La BPCO (maladie pulmonaire obstructive chronique), qui provoque la mort de près de 3 millions de personnes chaque année dans le monde, figure parmi les problèmes de santé publique les plus importants, notamment dans les pays où le tabagisme est répandu. La BPCO est observée chez 10 pour cent des adultes de plus de 40 ans dans le monde. Ce taux peut varier selon les zones géographiques et les types d’exposition. Il convient toutefois de noter que 85 pour cent des patients ne sont toujours pas diagnostiqués. Selon le dernier rapport sur la BPCO des instituts turcs de santé (TÜSEB), on estime qu’il y a environ 4 millions de patients en Turquie. Selon les données de 2024 de l’Institut turc des statistiques, les maladies du système respiratoire occupent la troisième place parmi les maladies les plus fréquemment mortelles en Turquie, avec un taux de 15 pour cent. Les plaintes les plus courantes liées à la maladie comprennent l’essoufflement, la toux, la production d’expectorations et la fatigue. L’essoufflement, principal symptôme de la BPCO, affecte gravement la qualité de vie des patients. L’anxiété accompagne le tableau chez de nombreux patients. Les patients décrivent généralement l’essoufflement comme « une difficulté à respirer, une lourdeur dans la poitrine, une faim d’air ou une sensation d’essoufflement ».

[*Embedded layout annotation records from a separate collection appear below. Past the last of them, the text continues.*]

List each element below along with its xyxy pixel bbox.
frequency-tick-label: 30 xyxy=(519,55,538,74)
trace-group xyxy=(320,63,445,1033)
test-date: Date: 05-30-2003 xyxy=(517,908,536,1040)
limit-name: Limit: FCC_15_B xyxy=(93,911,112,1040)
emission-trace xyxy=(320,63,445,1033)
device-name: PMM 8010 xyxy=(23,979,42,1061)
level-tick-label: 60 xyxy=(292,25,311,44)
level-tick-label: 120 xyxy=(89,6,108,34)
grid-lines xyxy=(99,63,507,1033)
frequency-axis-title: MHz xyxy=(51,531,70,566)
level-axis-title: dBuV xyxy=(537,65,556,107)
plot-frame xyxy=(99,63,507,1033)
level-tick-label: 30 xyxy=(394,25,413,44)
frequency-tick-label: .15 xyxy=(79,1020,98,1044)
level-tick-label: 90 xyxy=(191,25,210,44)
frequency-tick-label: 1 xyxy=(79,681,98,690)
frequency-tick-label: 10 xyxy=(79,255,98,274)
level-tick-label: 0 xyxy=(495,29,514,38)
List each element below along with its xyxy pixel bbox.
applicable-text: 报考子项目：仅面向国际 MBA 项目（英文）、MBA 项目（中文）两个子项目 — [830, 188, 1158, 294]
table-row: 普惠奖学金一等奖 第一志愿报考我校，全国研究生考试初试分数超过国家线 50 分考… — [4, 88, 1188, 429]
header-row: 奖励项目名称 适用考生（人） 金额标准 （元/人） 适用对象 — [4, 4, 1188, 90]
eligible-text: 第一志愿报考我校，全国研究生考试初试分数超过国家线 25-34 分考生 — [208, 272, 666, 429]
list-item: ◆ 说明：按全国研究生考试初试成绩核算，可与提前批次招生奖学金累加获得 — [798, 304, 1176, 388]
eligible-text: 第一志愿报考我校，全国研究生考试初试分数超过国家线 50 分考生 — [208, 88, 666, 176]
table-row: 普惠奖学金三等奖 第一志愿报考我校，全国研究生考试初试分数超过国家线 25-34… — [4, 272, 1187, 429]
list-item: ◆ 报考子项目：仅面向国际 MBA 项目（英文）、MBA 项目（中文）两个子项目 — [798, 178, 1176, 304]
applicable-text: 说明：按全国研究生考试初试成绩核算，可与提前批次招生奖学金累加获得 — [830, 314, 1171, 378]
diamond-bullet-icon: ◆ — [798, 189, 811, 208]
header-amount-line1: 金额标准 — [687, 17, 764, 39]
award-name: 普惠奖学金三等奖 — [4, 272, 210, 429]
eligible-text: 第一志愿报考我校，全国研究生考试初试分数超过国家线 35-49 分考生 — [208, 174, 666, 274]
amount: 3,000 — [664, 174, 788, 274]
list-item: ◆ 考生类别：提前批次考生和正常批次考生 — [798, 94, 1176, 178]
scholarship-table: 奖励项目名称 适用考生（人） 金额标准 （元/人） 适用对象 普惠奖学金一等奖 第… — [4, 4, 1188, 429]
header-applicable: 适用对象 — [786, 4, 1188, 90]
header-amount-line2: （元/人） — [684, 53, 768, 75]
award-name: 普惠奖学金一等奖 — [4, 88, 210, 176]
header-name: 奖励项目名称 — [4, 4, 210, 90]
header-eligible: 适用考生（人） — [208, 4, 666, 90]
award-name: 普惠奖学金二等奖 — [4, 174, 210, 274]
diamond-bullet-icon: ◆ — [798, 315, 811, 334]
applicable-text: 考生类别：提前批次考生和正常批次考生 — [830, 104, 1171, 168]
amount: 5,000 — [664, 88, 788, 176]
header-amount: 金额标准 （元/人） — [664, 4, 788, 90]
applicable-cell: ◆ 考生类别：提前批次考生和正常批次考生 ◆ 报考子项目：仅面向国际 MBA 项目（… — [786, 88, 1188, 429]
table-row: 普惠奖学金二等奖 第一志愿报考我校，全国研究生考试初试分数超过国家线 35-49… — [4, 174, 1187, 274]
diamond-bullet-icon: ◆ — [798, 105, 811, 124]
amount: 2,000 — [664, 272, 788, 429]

Déclarant qu’il y a 300 millions de patients atteints de BPCO dans le monde, le Dr Kansu a déclaré : « Chaque année, 3 millions de personnes perdent la vie à cause de la BPCO due au tabagisme. Les décès liés à la BPCO sont désormais passés à la troisième place. C’est un tableau très effrayant. »

CATASTROPHE MONDIALE EN 2050

Alors qu’on estime que le nombre de patients touchés par la BPCO dans le monde atteindra 600 millions en 2050, le président du groupe de travail sur la BPCO de l’Association turque de recherche respiratoire, le professeur Esra Ertan, a averti : « Alors que le nombre de décès liés à la BPCO a été enregistré à 2,5 millions en 1990, ce chiffre est passé à 3,72 millions en 2021 et le taux de mortalité standardisé selon l’âge a augmenté de 37,1 pour cent.

La BPCO N’EST PAS UN RÉSULTAT « NATUREL » !

Le professeur Dr. L’auteur a déclaré que le suivi de la BPCO, en particulier dans les groupes à risque, et sa détection précoce augmentent l’espérance de vie et la qualité des patients, et a ajouté : « Malheureusement, de nombreuses personnes consultent tardivement un médecin, pensant que les symptômes de la maladie sont « l’effet naturel du tabagisme » ou « le résultat du vieillissement ». De plus, les facteurs de risque liés au tabagisme qui conduisent à la BPCO, tels que l’insuffisance pondérale à la naissance, les infections respiratoires infantiles, le tabagisme des parents, la pollution intérieure et extérieure, sont souvent ignorés. Pollution de l’air extérieur, intérieur et bien-être.» L’exposition à la fumée d’un poêle ou d’un foyer dans un environnement non ventilé, à la poussière professionnelle et aux produits chimiques font également partie des facteurs de risque importants pour le développement de la BPCO.

3 MILLIONS DE DÉCÈS CHAQUE ANNÉE

Le Dr Abdullah Kansu, spécialiste des maladies thoraciques, membre conférencier, est l’un des experts qui affirment que la BPCO est devenue une maladie grave qui provoque un rétrécissement permanent des voies respiratoires et coupe les patients de la vie. Le Dr a déclaré que la majorité des patients atteints de MPOC ont des antécédents de tabagisme importants. Kansu a déclaré : « Le tabagisme à long terme est la cause la plus courante et la plus connue de la BPCO. L’air pollué, les expositions professionnelles et les infections peuvent également déclencher la maladie, mais la cause principale est le tabagisme.